La infracción del derecho resulta indubitada y, desde luego, los problemas estructurales de la organización judicial, como nos recuerda la constante jurisprudencia del Tribunal de Estrasburgo, a la hora de confeccionar el test de ponderación, no pueden actuar como una suerte de cobertura justificativa de lo que carece de justificación.

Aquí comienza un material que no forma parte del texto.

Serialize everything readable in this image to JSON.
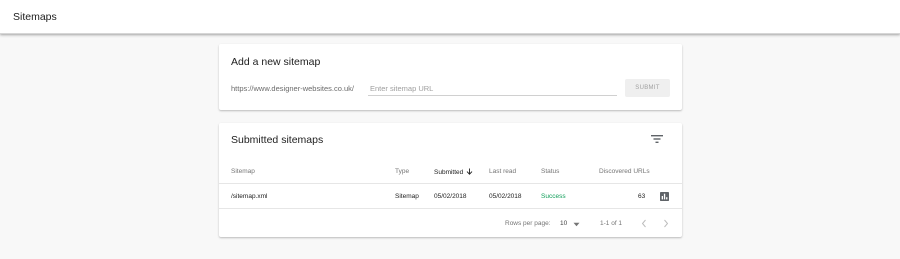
{
  "header": {
    "title": "Sitemaps"
  },
  "add_card": {
    "title": "Add a new sitemap",
    "url_prefix": "https://www.designer-websites.co.uk/",
    "input_placeholder": "Enter sitemap URL",
    "input_value": "",
    "submit_label": "SUBMIT"
  },
  "list_card": {
    "title": "Submitted sitemaps",
    "filter_icon": "filter-list-icon",
    "columns": {
      "sitemap": "Sitemap",
      "type": "Type",
      "submitted": "Submitted",
      "last_read": "Last read",
      "status": "Status",
      "discovered": "Discovered URLs"
    },
    "sort": {
      "column": "submitted",
      "direction": "descending"
    },
    "rows": [
      {
        "sitemap": "/sitemap.xml",
        "type": "Sitemap",
        "submitted": "05/02/2018",
        "last_read": "05/02/2018",
        "status": "Success",
        "discovered": "63",
        "action_icon": "bar-chart-icon"
      }
    ],
    "footer": {
      "rows_per_page_label": "Rows per page:",
      "rows_per_page_value": "10",
      "range_label": "1-1 of 1",
      "prev_icon": "chevron-left-icon",
      "next_icon": "chevron-right-icon"
    }
  },
  "colors": {
    "page_bg": "#f8f8f8",
    "card_bg": "#ffffff",
    "success": "#0f9d58",
    "muted_text": "#757575"
  }
}
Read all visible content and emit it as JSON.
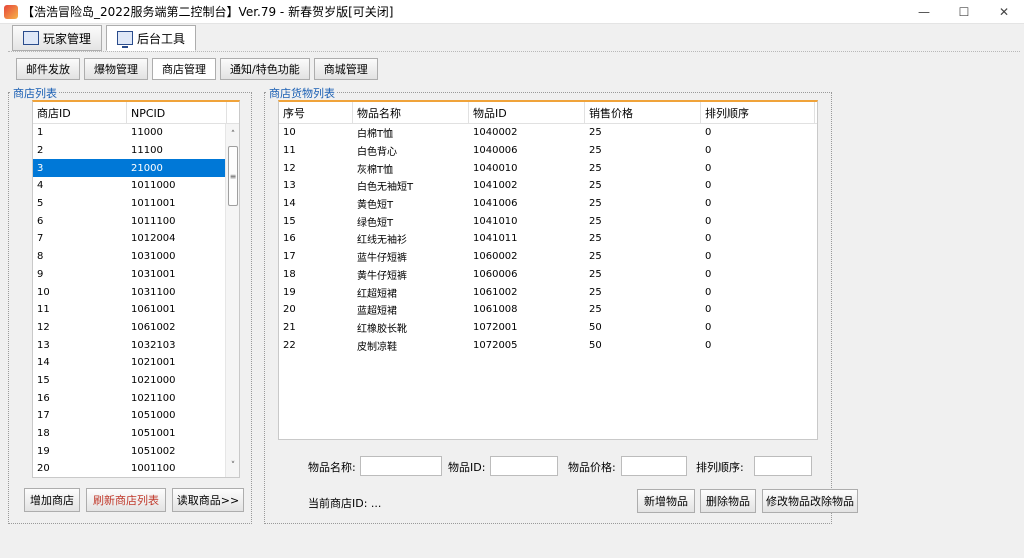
{
  "window": {
    "title": "【浩浩冒险岛_2022服务端第二控制台】Ver.79 - 新春贺岁版[可关闭]",
    "controls": [
      "—",
      "☐",
      "✕"
    ]
  },
  "main_tabs": [
    {
      "label": "玩家管理",
      "icon": "mail-icon"
    },
    {
      "label": "后台工具",
      "icon": "monitor-icon"
    }
  ],
  "sub_tabs": [
    "邮件发放",
    "爆物管理",
    "商店管理",
    "通知/特色功能",
    "商城管理"
  ],
  "shop_list": {
    "title": "商店列表",
    "columns": [
      "商店ID",
      "NPCID"
    ],
    "rows": [
      [
        "1",
        "11000"
      ],
      [
        "2",
        "11100"
      ],
      [
        "3",
        "21000"
      ],
      [
        "4",
        "1011000"
      ],
      [
        "5",
        "1011001"
      ],
      [
        "6",
        "1011100"
      ],
      [
        "7",
        "1012004"
      ],
      [
        "8",
        "1031000"
      ],
      [
        "9",
        "1031001"
      ],
      [
        "10",
        "1031100"
      ],
      [
        "11",
        "1061001"
      ],
      [
        "12",
        "1061002"
      ],
      [
        "13",
        "1032103"
      ],
      [
        "14",
        "1021001"
      ],
      [
        "15",
        "1021000"
      ],
      [
        "16",
        "1021100"
      ],
      [
        "17",
        "1051000"
      ],
      [
        "18",
        "1051001"
      ],
      [
        "19",
        "1051002"
      ],
      [
        "20",
        "1001100"
      ]
    ],
    "selected_index": 2
  },
  "shop_buttons": [
    "增加商店",
    "刷新商店列表",
    "读取商品>>"
  ],
  "goods_list": {
    "title": "商店货物列表",
    "columns": [
      "序号",
      "物品名称",
      "物品ID",
      "销售价格",
      "排列顺序"
    ],
    "rows": [
      [
        "10",
        "白棉T恤",
        "1040002",
        "25",
        "0"
      ],
      [
        "11",
        "白色背心",
        "1040006",
        "25",
        "0"
      ],
      [
        "12",
        "灰棉T恤",
        "1040010",
        "25",
        "0"
      ],
      [
        "13",
        "白色无袖短T",
        "1041002",
        "25",
        "0"
      ],
      [
        "14",
        "黄色短T",
        "1041006",
        "25",
        "0"
      ],
      [
        "15",
        "绿色短T",
        "1041010",
        "25",
        "0"
      ],
      [
        "16",
        "红线无袖衫",
        "1041011",
        "25",
        "0"
      ],
      [
        "17",
        "蓝牛仔短裤",
        "1060002",
        "25",
        "0"
      ],
      [
        "18",
        "黄牛仔短裤",
        "1060006",
        "25",
        "0"
      ],
      [
        "19",
        "红超短裙",
        "1061002",
        "25",
        "0"
      ],
      [
        "20",
        "蓝超短裙",
        "1061008",
        "25",
        "0"
      ],
      [
        "21",
        "红橡胶长靴",
        "1072001",
        "50",
        "0"
      ],
      [
        "22",
        "皮制凉鞋",
        "1072005",
        "50",
        "0"
      ]
    ]
  },
  "form": {
    "item_name_label": "物品名称:",
    "item_id_label": "物品ID:",
    "item_price_label": "物品价格:",
    "order_label": "排列顺序:",
    "current_shop_label": "当前商店ID: ..."
  },
  "goods_buttons": [
    "新增物品",
    "删除物品",
    "修改物品改除物品"
  ]
}
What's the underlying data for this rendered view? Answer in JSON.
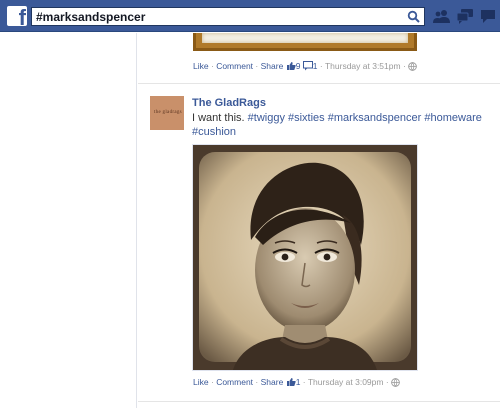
{
  "header": {
    "logo_letter": "f",
    "search_value": "#marksandspencer"
  },
  "stories": [
    {
      "actions": {
        "like": "Like",
        "comment": "Comment",
        "share": "Share",
        "likes_count": "9",
        "comments_count": "1",
        "timestamp": "Thursday at 3:51pm"
      }
    },
    {
      "author": "The GladRags",
      "avatar_text": "the gladrags",
      "text_plain": "I want this.",
      "hashtags": [
        "#twiggy",
        "#sixties",
        "#marksandspencer",
        "#homeware",
        "#cushion"
      ],
      "actions": {
        "like": "Like",
        "comment": "Comment",
        "share": "Share",
        "likes_count": "1",
        "timestamp": "Thursday at 3:09pm"
      }
    }
  ],
  "separator_dot": "·",
  "colors": {
    "topbar": "#3b5998",
    "link": "#3b5998",
    "meta": "#999999"
  }
}
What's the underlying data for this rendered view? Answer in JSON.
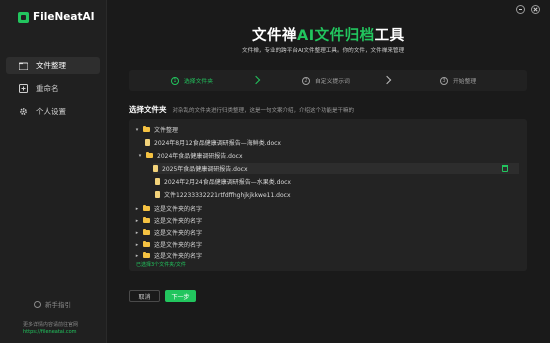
{
  "app": {
    "name": "FileNeatAI"
  },
  "sidebar": {
    "items": [
      {
        "label": "文件整理",
        "icon": "folder-icon",
        "active": true
      },
      {
        "label": "重命名",
        "icon": "rename-icon",
        "active": false
      },
      {
        "label": "个人设置",
        "icon": "gear-icon",
        "active": false
      }
    ],
    "guide_label": "新手指引",
    "footer_text": "更多详情内容请前往官网",
    "footer_url": "https://fileneatai.com"
  },
  "header": {
    "title_part1": "文件禅",
    "title_accent": "AI文件归档",
    "title_part2": "工具",
    "subtitle": "文件禅，专业的跨平台AI文件整理工具。你的文件，文件禅来管理"
  },
  "steps": [
    {
      "num": "1",
      "label": "选择文件夹",
      "active": true
    },
    {
      "num": "2",
      "label": "自定义提示词",
      "active": false
    },
    {
      "num": "3",
      "label": "开始整理",
      "active": false
    }
  ],
  "section": {
    "title": "选择文件夹",
    "description": "对杂乱的文件夹进行归类整理，这是一句文案介绍，介绍这个功能是干嘛的"
  },
  "tree": {
    "rows": [
      {
        "label": "文件整理",
        "kind": "folder",
        "caret": "▾"
      },
      {
        "label": "2024年8月12食品健康调研报告—海鲜类.docx",
        "kind": "file"
      },
      {
        "label": "2024年食品健康调研报告.docx",
        "kind": "folder",
        "caret": "▾"
      },
      {
        "label": "2025年食品健康调研报告.docx",
        "kind": "file"
      },
      {
        "label": "2024年2月24食品健康调研报告—水果类.docx",
        "kind": "file"
      },
      {
        "label": "文件12233332221rtfdffhghjkjkkwe11.docx",
        "kind": "file"
      },
      {
        "label": "这是文件夹的名字",
        "kind": "folder",
        "caret": "▸"
      },
      {
        "label": "这是文件夹的名字",
        "kind": "folder",
        "caret": "▸"
      },
      {
        "label": "这是文件夹的名字",
        "kind": "folder",
        "caret": "▸"
      },
      {
        "label": "这是文件夹的名字",
        "kind": "folder",
        "caret": "▸"
      },
      {
        "label": "这是文件夹的名字",
        "kind": "folder",
        "caret": "▸"
      }
    ],
    "status": "已选择3个文件夹/文件"
  },
  "buttons": {
    "cancel": "取消",
    "next": "下一步"
  }
}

La dilación se proyecta en la culpabilidad, pues el indebido transcurso del término, el abuso del proceso en terminología inglesa, hace que el inculpado sufra por adelantado las consecuencias de su sometimiento al proceso por lo que, de conformidad con la doctrina de la Sala de lo Penal del Tribunal Supremo, adoptada en el Pleno no Jurisdiccional de 21 de Mayo de 1999, dicha dilación permite, por la vía de la atenuante analógica del artículo 21.6ª del Código Penal, actuar como factor reductivo del reproche.
En el caso que nos ocupa, como indicábamos, la conducta procesal de la acusado no ha supuesto ninguna incidencia con efectos retardadores. Su actividad pretensional y probatoria se debe reputar proporcional y razonable, habiendo demostrado, valga la expresión, una fidelidad al sistema judicial a la que éste no ha respondido de la forma que, constitucionalmente, era de esperar, esto es, garantizando, además de un juicio con todas las garantías, que este se sustancie en un tiempo razonable.

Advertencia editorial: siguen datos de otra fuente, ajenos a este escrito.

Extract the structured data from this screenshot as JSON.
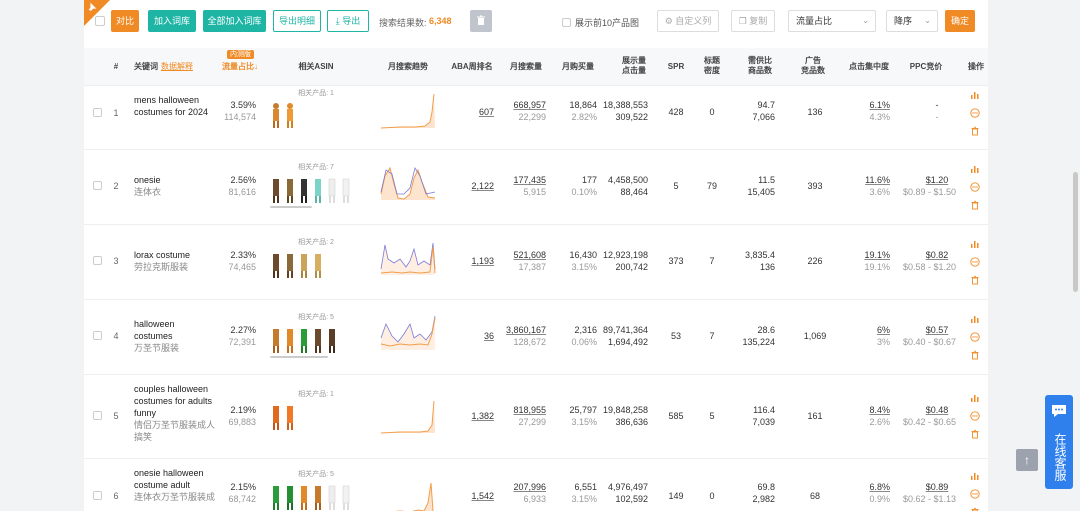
{
  "toolbar": {
    "compare_label": "对比",
    "add_to_library_label": "加入词库",
    "add_all_to_library_label": "全部加入词库",
    "export_detail_label": "导出明细",
    "export_label": "导出",
    "result_label": "搜索结果数:",
    "result_count": "6,348",
    "show_top10_label": "展示前10产品图",
    "custom_columns_label": "自定义列",
    "copy_label": "复制",
    "sort_field_value": "流量占比",
    "sort_order_value": "降序",
    "confirm_label": "确定"
  },
  "header": {
    "index": "#",
    "keyword": "关键词",
    "data_explain": "数据解释",
    "inner_badge": "内测版",
    "traffic_share": "流量占比",
    "related_asin": "相关ASIN",
    "monthly_trend": "月搜索趋势",
    "aba_rank": "ABA周排名",
    "monthly_search": "月搜索量",
    "monthly_purchase": "月购买量",
    "impressions_l1": "展示量",
    "impressions_l2": "点击量",
    "spr": "SPR",
    "title_density_l1": "标题",
    "title_density_l2": "密度",
    "supply_demand_l1": "需供比",
    "supply_demand_l2": "商品数",
    "ad_products_l1": "广告",
    "ad_products_l2": "竞品数",
    "click_concentration": "点击集中度",
    "ppc_bid": "PPC竞价",
    "actions": "操作"
  },
  "rows": [
    {
      "index": "1",
      "kw_en": "mens halloween costumes for 2024",
      "kw_cn": "",
      "share": "3.59%",
      "share_n": "114,574",
      "related": "相关产品: 1",
      "aba": "607",
      "msv": "668,957",
      "msv2": "22,299",
      "mpv": "18,864",
      "mpv2": "2.82%",
      "imp": "18,388,553",
      "clk": "309,522",
      "spr": "428",
      "tdens": "0",
      "dsr": "94.7",
      "dsr2": "7,066",
      "ads": "136",
      "conc": "6.1%",
      "conc2": "4.3%",
      "ppc": "-",
      "ppc2": "-"
    },
    {
      "index": "2",
      "kw_en": "onesie",
      "kw_cn": "连体衣",
      "share": "2.56%",
      "share_n": "81,616",
      "related": "相关产品: 7",
      "aba": "2,122",
      "msv": "177,435",
      "msv2": "5,915",
      "mpv": "177",
      "mpv2": "0.10%",
      "imp": "4,458,500",
      "clk": "88,464",
      "spr": "5",
      "tdens": "79",
      "dsr": "11.5",
      "dsr2": "15,405",
      "ads": "393",
      "conc": "11.6%",
      "conc2": "3.6%",
      "ppc": "$1.20",
      "ppc2": "$0.89 - $1.50"
    },
    {
      "index": "3",
      "kw_en": "lorax costume",
      "kw_cn": "劳拉克斯服装",
      "share": "2.33%",
      "share_n": "74,465",
      "related": "相关产品: 2",
      "aba": "1,193",
      "msv": "521,608",
      "msv2": "17,387",
      "mpv": "16,430",
      "mpv2": "3.15%",
      "imp": "12,923,198",
      "clk": "200,742",
      "spr": "373",
      "tdens": "7",
      "dsr": "3,835.4",
      "dsr2": "136",
      "ads": "226",
      "conc": "19.1%",
      "conc2": "19.1%",
      "ppc": "$0.82",
      "ppc2": "$0.58 - $1.20"
    },
    {
      "index": "4",
      "kw_en": "halloween costumes",
      "kw_cn": "万圣节服装",
      "share": "2.27%",
      "share_n": "72,391",
      "related": "相关产品: 5",
      "aba": "36",
      "msv": "3,860,167",
      "msv2": "128,672",
      "mpv": "2,316",
      "mpv2": "0.06%",
      "imp": "89,741,364",
      "clk": "1,694,492",
      "spr": "53",
      "tdens": "7",
      "dsr": "28.6",
      "dsr2": "135,224",
      "ads": "1,069",
      "conc": "6%",
      "conc2": "3%",
      "ppc": "$0.57",
      "ppc2": "$0.40 - $0.67"
    },
    {
      "index": "5",
      "kw_en": "couples halloween costumes for adults funny",
      "kw_cn": "情侣万圣节服装成人搞笑",
      "share": "2.19%",
      "share_n": "69,883",
      "related": "相关产品: 1",
      "aba": "1,382",
      "msv": "818,955",
      "msv2": "27,299",
      "mpv": "25,797",
      "mpv2": "3.15%",
      "imp": "19,848,258",
      "clk": "386,636",
      "spr": "585",
      "tdens": "5",
      "dsr": "116.4",
      "dsr2": "7,039",
      "ads": "161",
      "conc": "8.4%",
      "conc2": "2.6%",
      "ppc": "$0.48",
      "ppc2": "$0.42 - $0.65"
    },
    {
      "index": "6",
      "kw_en": "onesie halloween costume adult",
      "kw_cn": "连体衣万圣节服装成",
      "share": "2.15%",
      "share_n": "68,742",
      "related": "相关产品: 5",
      "aba": "1,542",
      "msv": "207,996",
      "msv2": "6,933",
      "mpv": "6,551",
      "mpv2": "3.15%",
      "imp": "4,976,497",
      "clk": "102,592",
      "spr": "149",
      "tdens": "0",
      "dsr": "69.8",
      "dsr2": "2,982",
      "ads": "68",
      "conc": "6.8%",
      "conc2": "0.9%",
      "ppc": "$0.89",
      "ppc2": "$0.62 - $1.13"
    }
  ],
  "side": {
    "service_label": "在线客服",
    "back_to_top_icon": "arrow-up-icon"
  },
  "colors": {
    "accent_orange": "#f08a24",
    "accent_green": "#1fb5a5",
    "trend_orange": "#f39c4a",
    "trend_blue": "#7b7bd6",
    "service_blue": "#2f80ed"
  }
}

La Sala considera que tal dilación con el efecto de sometimiento, abusivo, al proceso, comporta un efecto expiación, por adelantado, que debe proyectarse en términos de reducción (ex post factum) de la culpabilidad.

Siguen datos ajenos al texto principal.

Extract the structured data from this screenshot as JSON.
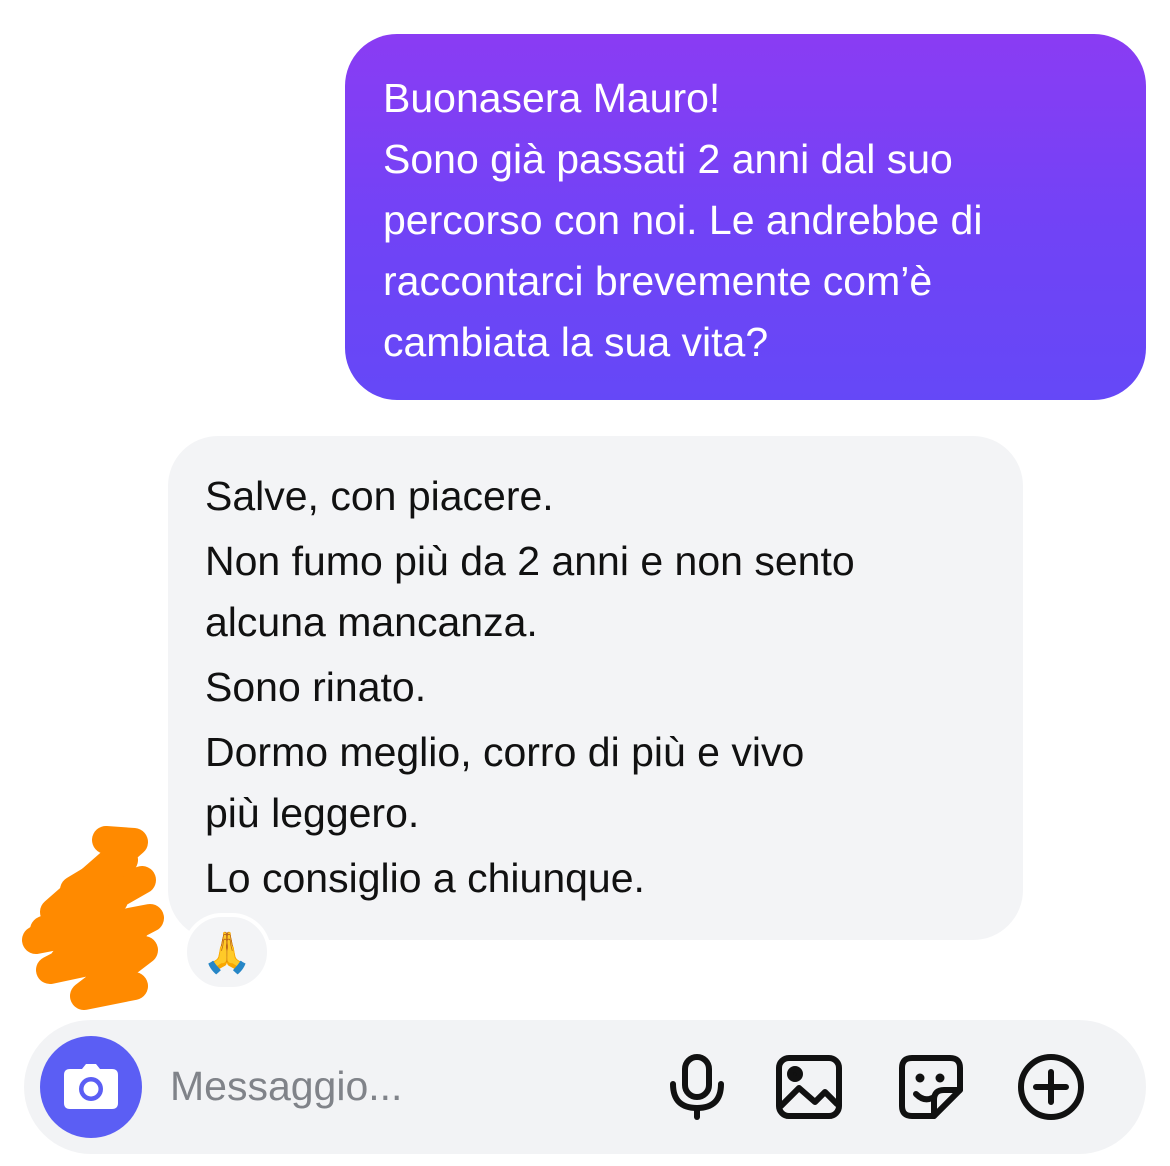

Por todo ello, este Tribunal estima de aplicación la atenuante analógica de dilaciones indebidas ex art. 21.6ª del Código Penal, con el valor de simple, que dará lugar al correspondiente efecto en orden al juicio de punibilidad, por lo que, al apreciarse en la instancia la circunstancia atenuante de toxicomanía en el acusado de los artículo 21.7 en relación al 21.1 y 20.2 del Código Penal, procede en aplicación de lo previsto en el 66.2 procedería imponer la pena de 1 AÑO DE PRISION por el delito de robo en casa habitada y 3 MESES DE PRISIÓN por el delito de ESTAFA, manteniendo el resto de pronunciamientos.
CUARTO.- En virtud de todo ello es procedente estimar en parte el recurso de apelación interpuesto, sin imposición de costas en esta alzada por no haber méritos para ello.
Fallo
LA SALA ACUERDA: ESTIMAR parcialmente el recurso de apelación interpuesto por la representación Letrada de Eulalio revocando la sentencia dictada por el Juzgado de lo Penal nº 2 de Tarragona en el Juicio Oral nº 289/2017 en el único sentido de apreciar concurrente la circunstancia atenuantes de dilaciones indebidas y por ende, reducir la pena impuesta en sentencia sustituyéndola por la pena de 1 año de prisión por el delito de robo con fuerza en las cosas en casa habitada de los arts. 237 , 238. 2 º y 241 Código Penal y la pena de 3 meses de prisión por el delito de estafa de los arts. 248.2º c) y 249 Código penal , confirmando el resto de sus pronunciamientos y declarando de oficio las costas procesales causadas en esta instancia.Notifíquese la presente resolución a las partes personada y devuélvanse las actuaciones, con certificación de la presente sentencia al Juzgado de procedencia, a los fines procedentes.
Así por esta nuestra Sentencia, de la que se llevará certificación al rollo de Sala, lo pronunciamos, mandamos y firmamos.